Ecodesign: Adottate nuove misure Ue per elettrodomestici più sostenibili

20 novembre 2019 - Il 1 ottobre 2019, la Commissione europea ha adottato nuove misure in materia di progettazione ecocompatibile degli elettrodomestici, nel quadro del proprio impegno costante a ridurre l'impronta di carbonio dell'Europa e ad alleggerire la bolletta energetica dei consumatori europei.
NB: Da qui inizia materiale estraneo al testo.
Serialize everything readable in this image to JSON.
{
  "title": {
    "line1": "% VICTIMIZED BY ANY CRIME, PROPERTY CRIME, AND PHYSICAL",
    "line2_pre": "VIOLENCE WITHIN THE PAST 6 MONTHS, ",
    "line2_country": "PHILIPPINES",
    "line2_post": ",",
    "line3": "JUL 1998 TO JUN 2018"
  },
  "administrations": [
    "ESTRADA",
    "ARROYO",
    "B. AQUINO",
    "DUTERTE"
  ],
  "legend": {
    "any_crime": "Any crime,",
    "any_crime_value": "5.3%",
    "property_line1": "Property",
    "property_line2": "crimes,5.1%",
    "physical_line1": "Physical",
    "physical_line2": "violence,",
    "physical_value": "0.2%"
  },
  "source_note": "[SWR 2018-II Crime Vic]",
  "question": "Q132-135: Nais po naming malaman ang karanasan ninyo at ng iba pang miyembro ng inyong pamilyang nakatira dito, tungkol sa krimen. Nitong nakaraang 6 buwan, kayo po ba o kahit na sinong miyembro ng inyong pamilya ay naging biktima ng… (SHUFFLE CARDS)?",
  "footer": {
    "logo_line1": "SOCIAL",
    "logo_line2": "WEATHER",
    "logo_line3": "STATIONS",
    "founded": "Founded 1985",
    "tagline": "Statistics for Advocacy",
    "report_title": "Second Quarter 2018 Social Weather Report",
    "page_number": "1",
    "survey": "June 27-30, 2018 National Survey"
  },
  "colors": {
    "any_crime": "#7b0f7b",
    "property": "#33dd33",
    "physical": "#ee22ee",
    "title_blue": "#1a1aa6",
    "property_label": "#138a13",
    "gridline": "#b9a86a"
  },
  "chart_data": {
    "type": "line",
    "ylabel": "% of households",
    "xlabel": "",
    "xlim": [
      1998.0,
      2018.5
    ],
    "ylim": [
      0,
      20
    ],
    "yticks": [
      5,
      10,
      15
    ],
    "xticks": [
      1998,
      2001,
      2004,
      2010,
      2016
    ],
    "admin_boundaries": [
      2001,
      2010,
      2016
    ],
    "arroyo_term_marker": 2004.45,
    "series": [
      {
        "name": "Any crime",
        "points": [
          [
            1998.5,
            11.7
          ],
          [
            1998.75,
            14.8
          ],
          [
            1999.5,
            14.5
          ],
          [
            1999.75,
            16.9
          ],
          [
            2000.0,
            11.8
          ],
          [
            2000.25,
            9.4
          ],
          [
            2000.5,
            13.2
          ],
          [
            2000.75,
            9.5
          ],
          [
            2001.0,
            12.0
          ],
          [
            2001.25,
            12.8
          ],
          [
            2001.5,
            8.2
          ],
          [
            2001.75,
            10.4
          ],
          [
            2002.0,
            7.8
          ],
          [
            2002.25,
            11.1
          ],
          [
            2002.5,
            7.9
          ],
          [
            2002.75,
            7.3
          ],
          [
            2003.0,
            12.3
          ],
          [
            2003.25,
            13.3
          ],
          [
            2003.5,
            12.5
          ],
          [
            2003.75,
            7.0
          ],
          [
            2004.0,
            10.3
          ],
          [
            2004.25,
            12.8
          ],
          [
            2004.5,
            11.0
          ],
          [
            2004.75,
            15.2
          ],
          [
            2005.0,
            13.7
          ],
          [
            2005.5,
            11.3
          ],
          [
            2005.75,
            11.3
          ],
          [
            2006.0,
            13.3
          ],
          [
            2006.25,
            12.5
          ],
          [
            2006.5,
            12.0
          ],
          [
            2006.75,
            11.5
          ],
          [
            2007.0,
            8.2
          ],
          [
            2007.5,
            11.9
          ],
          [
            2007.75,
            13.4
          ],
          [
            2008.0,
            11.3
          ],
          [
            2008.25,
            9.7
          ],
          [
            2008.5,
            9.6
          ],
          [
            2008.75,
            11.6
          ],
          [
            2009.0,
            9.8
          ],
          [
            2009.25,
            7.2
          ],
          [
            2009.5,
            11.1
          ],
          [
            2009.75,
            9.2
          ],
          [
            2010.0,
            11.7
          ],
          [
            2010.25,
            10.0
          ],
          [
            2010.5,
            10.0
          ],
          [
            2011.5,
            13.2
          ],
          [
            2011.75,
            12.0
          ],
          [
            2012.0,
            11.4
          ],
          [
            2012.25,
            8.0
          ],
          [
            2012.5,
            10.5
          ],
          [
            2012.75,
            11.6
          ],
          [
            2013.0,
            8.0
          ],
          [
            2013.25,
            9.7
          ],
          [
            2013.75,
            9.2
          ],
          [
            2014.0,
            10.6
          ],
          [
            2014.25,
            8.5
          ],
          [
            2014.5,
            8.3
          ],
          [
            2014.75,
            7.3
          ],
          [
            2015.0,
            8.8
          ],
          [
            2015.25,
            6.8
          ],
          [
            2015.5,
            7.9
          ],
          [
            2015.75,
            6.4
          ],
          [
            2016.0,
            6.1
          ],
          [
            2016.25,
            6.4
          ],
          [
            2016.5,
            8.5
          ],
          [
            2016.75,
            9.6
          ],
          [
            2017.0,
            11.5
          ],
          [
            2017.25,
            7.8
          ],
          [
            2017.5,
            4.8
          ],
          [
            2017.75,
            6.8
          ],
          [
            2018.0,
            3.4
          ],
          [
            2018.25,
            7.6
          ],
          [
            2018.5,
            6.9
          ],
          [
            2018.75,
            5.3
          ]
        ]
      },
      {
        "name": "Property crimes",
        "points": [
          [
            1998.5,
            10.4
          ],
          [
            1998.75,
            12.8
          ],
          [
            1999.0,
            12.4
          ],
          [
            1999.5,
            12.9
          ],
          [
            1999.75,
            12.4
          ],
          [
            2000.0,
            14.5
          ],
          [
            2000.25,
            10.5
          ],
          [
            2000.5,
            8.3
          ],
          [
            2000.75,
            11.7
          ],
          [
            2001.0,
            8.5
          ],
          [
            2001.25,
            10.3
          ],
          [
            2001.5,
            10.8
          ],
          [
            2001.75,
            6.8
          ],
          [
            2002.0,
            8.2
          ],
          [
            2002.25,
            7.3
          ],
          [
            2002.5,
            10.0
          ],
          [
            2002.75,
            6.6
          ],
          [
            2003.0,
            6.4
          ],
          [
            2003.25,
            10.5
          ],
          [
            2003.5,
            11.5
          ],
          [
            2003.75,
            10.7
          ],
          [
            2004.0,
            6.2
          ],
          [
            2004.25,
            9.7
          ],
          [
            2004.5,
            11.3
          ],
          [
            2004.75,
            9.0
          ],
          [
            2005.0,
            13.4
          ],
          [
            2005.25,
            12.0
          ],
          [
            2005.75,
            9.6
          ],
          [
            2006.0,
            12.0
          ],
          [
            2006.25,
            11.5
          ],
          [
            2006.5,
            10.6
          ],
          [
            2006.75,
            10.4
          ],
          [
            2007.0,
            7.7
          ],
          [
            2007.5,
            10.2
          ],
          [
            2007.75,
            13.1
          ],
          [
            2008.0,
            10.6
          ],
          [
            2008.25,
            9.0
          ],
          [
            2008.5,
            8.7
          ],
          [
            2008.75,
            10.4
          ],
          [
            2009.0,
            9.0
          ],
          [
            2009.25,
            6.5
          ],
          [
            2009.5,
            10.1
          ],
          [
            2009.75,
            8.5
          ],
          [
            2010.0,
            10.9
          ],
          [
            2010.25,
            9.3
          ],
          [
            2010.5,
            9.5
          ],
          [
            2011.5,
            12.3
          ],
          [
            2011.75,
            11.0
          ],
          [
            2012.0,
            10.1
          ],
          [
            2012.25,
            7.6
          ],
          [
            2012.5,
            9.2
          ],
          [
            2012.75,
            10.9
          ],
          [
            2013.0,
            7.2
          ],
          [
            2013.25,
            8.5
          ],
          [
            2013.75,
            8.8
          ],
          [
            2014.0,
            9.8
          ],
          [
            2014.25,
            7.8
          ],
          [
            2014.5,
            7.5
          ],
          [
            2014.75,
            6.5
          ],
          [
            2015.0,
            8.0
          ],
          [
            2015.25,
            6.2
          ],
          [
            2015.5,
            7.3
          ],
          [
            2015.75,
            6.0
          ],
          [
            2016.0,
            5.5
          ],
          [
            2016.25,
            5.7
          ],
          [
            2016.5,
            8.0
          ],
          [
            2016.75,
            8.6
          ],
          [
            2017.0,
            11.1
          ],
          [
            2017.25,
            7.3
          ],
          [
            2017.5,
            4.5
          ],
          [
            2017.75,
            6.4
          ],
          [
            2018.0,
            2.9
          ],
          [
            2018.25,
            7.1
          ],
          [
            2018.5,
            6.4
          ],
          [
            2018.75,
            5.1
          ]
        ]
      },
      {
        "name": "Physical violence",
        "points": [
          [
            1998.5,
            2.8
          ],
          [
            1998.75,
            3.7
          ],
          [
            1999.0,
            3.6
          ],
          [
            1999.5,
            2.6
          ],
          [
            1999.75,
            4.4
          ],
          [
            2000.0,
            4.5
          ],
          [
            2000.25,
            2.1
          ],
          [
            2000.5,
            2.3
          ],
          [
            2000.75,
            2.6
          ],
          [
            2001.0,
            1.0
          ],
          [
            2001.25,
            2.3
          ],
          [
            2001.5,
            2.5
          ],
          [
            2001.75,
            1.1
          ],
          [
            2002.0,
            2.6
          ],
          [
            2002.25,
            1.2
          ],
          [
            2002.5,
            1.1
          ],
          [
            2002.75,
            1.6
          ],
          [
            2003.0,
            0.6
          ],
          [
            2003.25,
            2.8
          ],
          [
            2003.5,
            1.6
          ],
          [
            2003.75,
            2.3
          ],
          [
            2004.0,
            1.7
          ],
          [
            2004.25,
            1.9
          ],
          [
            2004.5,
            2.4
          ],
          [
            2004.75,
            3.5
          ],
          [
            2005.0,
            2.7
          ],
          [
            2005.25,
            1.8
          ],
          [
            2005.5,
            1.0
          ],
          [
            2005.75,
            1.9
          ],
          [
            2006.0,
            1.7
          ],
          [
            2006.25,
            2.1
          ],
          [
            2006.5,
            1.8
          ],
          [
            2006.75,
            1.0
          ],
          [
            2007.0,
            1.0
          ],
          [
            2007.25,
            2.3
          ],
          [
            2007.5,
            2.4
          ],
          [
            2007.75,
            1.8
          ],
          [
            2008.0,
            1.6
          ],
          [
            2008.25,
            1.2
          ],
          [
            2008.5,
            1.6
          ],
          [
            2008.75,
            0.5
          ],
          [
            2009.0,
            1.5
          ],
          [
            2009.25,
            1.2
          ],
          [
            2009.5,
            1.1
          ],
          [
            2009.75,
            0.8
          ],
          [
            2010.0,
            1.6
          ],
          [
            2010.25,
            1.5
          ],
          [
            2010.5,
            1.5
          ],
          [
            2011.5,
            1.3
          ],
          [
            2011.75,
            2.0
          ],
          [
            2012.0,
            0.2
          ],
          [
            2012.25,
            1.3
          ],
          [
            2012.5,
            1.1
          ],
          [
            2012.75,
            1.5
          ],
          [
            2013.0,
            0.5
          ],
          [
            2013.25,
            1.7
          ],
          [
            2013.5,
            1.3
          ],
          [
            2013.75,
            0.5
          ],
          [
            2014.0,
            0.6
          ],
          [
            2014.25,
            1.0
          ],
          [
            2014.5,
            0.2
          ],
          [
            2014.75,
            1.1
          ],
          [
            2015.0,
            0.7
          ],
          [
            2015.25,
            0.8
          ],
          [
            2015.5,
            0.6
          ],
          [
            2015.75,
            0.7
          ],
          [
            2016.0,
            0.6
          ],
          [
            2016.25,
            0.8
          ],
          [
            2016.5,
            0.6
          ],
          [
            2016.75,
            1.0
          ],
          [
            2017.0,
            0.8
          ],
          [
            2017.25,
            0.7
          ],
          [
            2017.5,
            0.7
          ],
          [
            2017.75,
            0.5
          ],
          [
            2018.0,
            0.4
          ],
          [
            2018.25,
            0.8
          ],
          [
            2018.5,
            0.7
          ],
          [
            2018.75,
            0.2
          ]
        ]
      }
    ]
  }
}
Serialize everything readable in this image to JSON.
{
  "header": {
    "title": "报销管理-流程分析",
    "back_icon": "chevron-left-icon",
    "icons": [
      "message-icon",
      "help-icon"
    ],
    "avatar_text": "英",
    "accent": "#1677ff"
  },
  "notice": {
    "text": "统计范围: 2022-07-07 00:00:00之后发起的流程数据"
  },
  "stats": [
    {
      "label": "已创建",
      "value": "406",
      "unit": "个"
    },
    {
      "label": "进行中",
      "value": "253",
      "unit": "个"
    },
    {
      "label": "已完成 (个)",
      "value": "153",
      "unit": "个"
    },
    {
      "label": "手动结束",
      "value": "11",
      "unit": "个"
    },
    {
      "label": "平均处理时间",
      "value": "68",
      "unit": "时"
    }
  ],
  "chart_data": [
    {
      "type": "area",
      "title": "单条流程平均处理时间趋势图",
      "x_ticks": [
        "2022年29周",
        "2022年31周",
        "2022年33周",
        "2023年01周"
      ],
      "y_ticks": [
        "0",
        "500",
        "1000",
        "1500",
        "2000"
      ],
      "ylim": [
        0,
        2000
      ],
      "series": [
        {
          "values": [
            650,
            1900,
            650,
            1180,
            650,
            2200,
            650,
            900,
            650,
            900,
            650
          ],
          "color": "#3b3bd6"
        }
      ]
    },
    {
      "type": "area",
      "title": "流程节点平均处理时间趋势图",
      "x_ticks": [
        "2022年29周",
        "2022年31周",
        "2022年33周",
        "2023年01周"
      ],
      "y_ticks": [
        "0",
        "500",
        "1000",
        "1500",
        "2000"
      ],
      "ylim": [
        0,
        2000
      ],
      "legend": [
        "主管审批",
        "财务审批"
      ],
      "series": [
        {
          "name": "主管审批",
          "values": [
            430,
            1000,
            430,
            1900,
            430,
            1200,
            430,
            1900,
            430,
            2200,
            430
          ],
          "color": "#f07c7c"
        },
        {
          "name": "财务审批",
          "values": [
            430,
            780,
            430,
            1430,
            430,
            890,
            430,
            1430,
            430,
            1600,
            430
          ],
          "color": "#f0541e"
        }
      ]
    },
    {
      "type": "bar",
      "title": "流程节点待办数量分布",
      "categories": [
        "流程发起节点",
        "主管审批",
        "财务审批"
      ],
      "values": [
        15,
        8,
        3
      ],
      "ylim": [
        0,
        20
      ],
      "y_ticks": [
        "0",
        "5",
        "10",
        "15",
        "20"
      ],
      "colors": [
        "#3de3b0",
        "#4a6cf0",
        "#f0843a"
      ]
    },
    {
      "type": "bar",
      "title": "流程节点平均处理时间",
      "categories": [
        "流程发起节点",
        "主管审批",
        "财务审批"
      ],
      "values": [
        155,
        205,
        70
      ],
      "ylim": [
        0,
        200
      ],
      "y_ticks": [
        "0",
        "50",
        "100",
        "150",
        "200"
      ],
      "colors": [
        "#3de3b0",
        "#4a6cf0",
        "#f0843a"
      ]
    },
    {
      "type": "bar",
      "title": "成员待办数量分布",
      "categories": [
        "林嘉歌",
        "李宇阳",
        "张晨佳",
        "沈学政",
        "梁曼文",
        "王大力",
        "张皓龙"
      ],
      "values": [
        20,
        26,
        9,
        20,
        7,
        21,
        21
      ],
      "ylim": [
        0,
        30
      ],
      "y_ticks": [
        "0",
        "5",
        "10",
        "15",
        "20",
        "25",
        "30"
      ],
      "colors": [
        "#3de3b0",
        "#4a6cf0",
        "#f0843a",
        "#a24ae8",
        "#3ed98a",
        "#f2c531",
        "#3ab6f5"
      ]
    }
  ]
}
ll miglioramento della progettazione ecocompatibile dei prodotti consente di applicare il principio dell'efficienza energetica al primo posto, che è alla base della priorità dell'UE sull'Unione dell'energia e il clima. Le misure adottate includono per la prima volta requisiti di riparabilità e riciclabilità, contribuendo così a conseguire gli obiettivi dell'economia circolare, migliorando la durata, la manutenzione, il riutilizzo, le prestazioni e il riciclaggio degli elettrodomestici, nonché la loro gestione quando sono dismessi. Nello specifico, sono stati adottati 10 regolamenti di esecuzione sulla progettazione ecocompatibile, che riguardano in particolare frigoriferi, lavatrici, lavastoviglie, display elettronici (compresi i televisori), sorgenti luminose, alimentatori esterni, motori elettrici, frigoriferi con funzione di vendita diretta (per esempio distributori automatici di bibite), trasformatori elettrici e attrezzature per saldatura.

In particolare si è trattato di una revisione di regolamenti già esistenti, fatta eccezione per frigoriferi con una funzione di vendita diretta e attrezzature per la saldatura, che sono stati regolamentati per la prima volta. Al fine di promuovere la riparabilità e quindi di aumentare la durata degli apparecchi, le misure mirano a facilitare la riparazione dei prodotti garantendo la disponibilità di pezzi di ricambio dopo l’acquisto, ad esempio: minimo 7 anni per i frigoriferi (10 anni per le guarnizioni delle porte); minimo 10 anni per lavatrici e lavasciuga domestiche; minimo 10 anni per le lavastoviglie domestiche (7 anni per alcune parti per le quali l’accesso può essere limitato ai riparatori professionisti). Durante questo arco di tempo, il produttore dovrà assicurare la consegna delle parti di ricambio entro 15 giorni lavorativi.

I beni interessati da questo aggiornamento normativo dovranno essere costruiti in modo che la sostituzione dei pezzi di ricambio possa avvenire attraverso l'uso di strumenti comunemente disponibili e senza rischi di arrecare danni alle apparecchiature. Sono stati inoltre introdotti requisiti sul consumo di acqua per lavatrici e lavastoviglie, in modo da sfruttarne al massimo l'utilizzo per ogni ciclo di lavaggio e risciacquo. La Commissione europea stima che questo pacchetto di misure garantirà 167 TWh di risparmi energetici finali all'anno entro il 2030 (corrispondenti al consumo annuo di energia della Danimarca).